Renault et PSA accusés de surfacturer leurs pièces de carrosserie

Surfacturation des pièces carrosserie. 1,5 milliard d’euros. C’est le bénéfice qu’auraient enregistré PSA et Renault en gonflant artificiellement les prix de leurs pièces captives grâce au même outil, selon une information de Mediapart.

Grosse révélation qui nous touchent tous !

C’est une révélation qui risque de relancer le débat autour de la libéralisation de la pièce de carrosserie. Selon Mediapart, PSA et Renault auraient artificiellement augmenté de 15 % environ le prix de certaines pièces de rechange. Et comment ont ils fait? grâce à l’utilisation d’un logiciel, Partneo. Cette manœuvre s’est essentiellement portée sur les pièces dites captives. Ces derniers ont ainsi vu leurs prix bondir ces dernières années. A titre d’exemple +264 % pour une protection de roue de Dacia Sandero, +100 % pour un rétroviseur de Clio III, etc.

Grâce à cette opération, les deux constructeurs auraient généré un bénéfice hyper confortable. l’estimation est de 100 millions d’euros par an au niveau mondial, soit un total de 1,5 milliard d’euros.
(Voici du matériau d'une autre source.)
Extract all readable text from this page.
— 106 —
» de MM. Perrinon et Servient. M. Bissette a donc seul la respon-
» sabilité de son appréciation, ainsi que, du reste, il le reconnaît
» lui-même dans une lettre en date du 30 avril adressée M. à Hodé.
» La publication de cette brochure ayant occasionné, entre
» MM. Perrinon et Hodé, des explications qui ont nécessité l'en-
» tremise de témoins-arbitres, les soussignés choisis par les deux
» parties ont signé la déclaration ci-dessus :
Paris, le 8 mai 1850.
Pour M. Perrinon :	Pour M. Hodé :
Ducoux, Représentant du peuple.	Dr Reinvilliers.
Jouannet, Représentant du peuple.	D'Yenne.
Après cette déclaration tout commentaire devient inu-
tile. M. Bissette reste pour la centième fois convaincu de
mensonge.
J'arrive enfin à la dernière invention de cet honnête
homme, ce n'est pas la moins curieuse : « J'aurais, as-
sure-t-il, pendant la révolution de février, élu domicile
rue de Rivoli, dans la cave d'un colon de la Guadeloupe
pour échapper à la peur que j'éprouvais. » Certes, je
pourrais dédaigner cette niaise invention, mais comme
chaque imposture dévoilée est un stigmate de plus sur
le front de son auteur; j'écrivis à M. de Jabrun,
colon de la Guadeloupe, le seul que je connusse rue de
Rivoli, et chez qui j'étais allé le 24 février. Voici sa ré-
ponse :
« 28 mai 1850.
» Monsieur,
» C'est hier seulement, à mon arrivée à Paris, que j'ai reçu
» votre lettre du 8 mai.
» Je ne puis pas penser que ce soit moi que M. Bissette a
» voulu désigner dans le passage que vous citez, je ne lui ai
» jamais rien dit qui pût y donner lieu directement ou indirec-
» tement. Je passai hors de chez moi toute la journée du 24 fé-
Selon Mediapart, l’Autorité de la concurrence a été alertée dès 2017 de ces pratiques. Mais elle n’a pas donné suite, faute de preuves.

Rajoutons que le journal soupçonne PSA et Renault de collusion. Estimant que les deux constructeurs ont pu se concerter pour opérer les mêmes hausses… Des suspicions alimentées par une récente plainte déposée par le créateur du logiciel Partneo (qui a été revendu au cabinet de conseil Accenture). Dans laquelle plusieurs documents laisseraient entendre que les deux groupes ont pu se concerter. Puis élaborer leur stratégie pour faire un usage similaire du logiciel.

PSA et Renault nient les chiffres

Sollicité par nos confrères, Renault a démenti tout échange d’informations avec son concurrent. Assurant que les chiffres avancés par le site « ne correspondent pas » à leurs données. PSA, de son côté « conteste totalement » des accusations qu’il juge « infondées« .

Pour mémoire, en France, les pièces de carrosseries sont aujourd’hui protégées par le droit de la propriété intellectuelle. Les constructeurs sont donc les seuls à pouvoir les commercialiser. Ainsi, ils fixent librement leurs prix. En 2012, l’Autorité de la concurrence a rendu un avis. Dans lequel, elle avance l’idée que les droits de propriété intellectuelle devraient être supprimés pour ces pièces, dénonçant l’envolée de leurs prix.